A crown, which is made to look like a natural tooth, is attached to the implant and fills the space left in the mouth by the missing tooth. Single-tooth implants can be used in people who are missing one or more teeth. There must be enough bone in the jaw and the bone has to be strong enough to hold and support the implant to get success in this procedure.
A procedure called bone augmentation or bone grafting can be done if there is not enough bone. Also the natural teeth and supporting tissues near the implant area must be in good condition.
An implant-restored tooth consists of several parts.
This is made of titanium, which is placed in the upper or lower jawbone.
This can be made of titanium, gold or porcelain which is attached to the implant with a screw. This part connects the implant to the crown. It is shaped like a natural tooth that has been cut down to receive a crown.
This is the part that looks like a tooth called crown. It usually is made of porcelain fused to a metal alloy (PFM). It also can be of only metal or only porcelain. The crown is screwed or cemented onto the abutment. If the crown is screwed to the abutment, the screw hole will be covered with restorative material such as tooth-colored filling material.
The traditional method of placing an implant is about five months in the lower jaw and six months in the upper jaw which includes surgeries and placing the permanent crown.
If there is not enough bone in the jaw and bone needs to be built up first,then the process can last a year or more.
In mini implants, the implants as well as the crown, bridge or denture can be placed at the same visit.
In the traditional method, two procedures are required which requires three to six months of interval between them. During the first procedure, a small incision is made in the gum where the implant will be placed. A hole is drilled in the bone where the implant is placed and the incision is stitched closed.
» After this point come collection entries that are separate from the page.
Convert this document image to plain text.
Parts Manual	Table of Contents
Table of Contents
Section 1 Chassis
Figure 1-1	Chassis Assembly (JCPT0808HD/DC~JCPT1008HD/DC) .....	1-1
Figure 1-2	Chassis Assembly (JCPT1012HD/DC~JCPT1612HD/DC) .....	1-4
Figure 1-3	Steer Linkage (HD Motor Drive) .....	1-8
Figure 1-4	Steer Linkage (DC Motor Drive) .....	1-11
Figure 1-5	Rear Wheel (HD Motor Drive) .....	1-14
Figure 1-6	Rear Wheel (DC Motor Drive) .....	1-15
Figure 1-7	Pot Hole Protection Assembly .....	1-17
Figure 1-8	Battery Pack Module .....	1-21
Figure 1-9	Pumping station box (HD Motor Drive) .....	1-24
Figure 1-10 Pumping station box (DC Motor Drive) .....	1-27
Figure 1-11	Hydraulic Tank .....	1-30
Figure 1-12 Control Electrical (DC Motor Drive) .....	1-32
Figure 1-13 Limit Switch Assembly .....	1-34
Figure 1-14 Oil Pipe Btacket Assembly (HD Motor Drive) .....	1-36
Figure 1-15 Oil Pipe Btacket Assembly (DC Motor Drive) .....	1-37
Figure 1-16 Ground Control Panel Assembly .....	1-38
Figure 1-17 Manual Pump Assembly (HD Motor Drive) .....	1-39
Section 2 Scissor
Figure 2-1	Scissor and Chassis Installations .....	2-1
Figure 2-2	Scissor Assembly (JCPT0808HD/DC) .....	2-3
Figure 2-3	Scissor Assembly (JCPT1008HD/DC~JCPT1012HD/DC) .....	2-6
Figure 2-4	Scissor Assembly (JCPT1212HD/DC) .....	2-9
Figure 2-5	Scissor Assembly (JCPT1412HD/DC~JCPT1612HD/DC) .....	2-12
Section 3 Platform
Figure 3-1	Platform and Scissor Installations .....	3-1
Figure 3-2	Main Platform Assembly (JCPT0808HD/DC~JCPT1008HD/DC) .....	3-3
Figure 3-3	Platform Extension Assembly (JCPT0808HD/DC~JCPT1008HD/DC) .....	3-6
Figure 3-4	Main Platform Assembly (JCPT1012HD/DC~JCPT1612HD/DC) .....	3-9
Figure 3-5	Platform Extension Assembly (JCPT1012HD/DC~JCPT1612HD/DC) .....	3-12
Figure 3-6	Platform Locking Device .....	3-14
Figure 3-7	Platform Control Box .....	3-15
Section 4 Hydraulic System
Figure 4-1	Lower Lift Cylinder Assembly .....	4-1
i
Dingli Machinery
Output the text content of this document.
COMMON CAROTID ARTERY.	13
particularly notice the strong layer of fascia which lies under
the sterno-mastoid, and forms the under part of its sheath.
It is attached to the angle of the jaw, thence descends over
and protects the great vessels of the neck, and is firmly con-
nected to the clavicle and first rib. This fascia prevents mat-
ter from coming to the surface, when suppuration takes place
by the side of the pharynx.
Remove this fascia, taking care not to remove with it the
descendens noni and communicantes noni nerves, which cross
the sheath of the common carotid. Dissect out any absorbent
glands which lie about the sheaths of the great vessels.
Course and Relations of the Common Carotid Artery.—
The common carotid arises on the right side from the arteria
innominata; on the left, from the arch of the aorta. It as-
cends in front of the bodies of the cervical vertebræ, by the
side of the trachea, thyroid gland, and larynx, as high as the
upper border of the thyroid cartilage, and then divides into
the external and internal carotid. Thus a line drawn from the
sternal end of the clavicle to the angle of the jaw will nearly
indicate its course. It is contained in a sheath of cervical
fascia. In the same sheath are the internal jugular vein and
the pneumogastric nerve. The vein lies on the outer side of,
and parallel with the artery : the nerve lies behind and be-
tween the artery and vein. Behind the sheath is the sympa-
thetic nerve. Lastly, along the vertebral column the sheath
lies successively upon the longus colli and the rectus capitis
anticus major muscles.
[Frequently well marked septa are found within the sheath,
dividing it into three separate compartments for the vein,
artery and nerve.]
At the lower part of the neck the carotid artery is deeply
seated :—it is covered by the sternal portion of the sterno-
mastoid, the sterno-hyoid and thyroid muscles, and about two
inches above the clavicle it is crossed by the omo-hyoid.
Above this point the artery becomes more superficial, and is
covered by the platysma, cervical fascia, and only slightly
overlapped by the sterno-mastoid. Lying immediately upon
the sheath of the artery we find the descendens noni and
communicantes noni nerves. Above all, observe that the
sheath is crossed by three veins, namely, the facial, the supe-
The second procedure takes place at the end of the healing period of first one. A new incision will be made to expose the implant and a healing cap is screwed onto the top of the implant. It helps the surrounding gum tissue to heal. The healing cap will be removed after a few weeks. The abutment is screwed into the implant and used to support the crown.
In one-stage procedure, the implants, abutments and a temporary crown or bridge all can be placed in one visit.
A comprehensive examination will be done by your dentist which include review your medical and dental history, take X-rays, and create impressions of your teeth and gums so that models can be made.
In some cases, a computed tomography (CT) scan of your mouth will be one which will help your dentist determine how much jawbone is available to hold the implants in place. It also will show the location of structures such as nerves and sinuses ,so they can be avoided during surgery.
If the X-rays show that your jaw does not have enough bone to hold an implant, you can go for the procedure to build up the bone which may include bone grafting or bone distraction.
Grafting is taking bone from another source and adding it to your jaw. A graft could be your own bone, from your mouth, chin or hip or a synthetic material such as hydroxyapatite or calcium phosphate.
Bone distraction is a surgical procedure at the site where more bone is needed which causes the body to grow more bone by slowly pulling apart the existing bone using pins and screws.
It will take about four to twelve months for the bone to be ready for the implant for any of these procedure.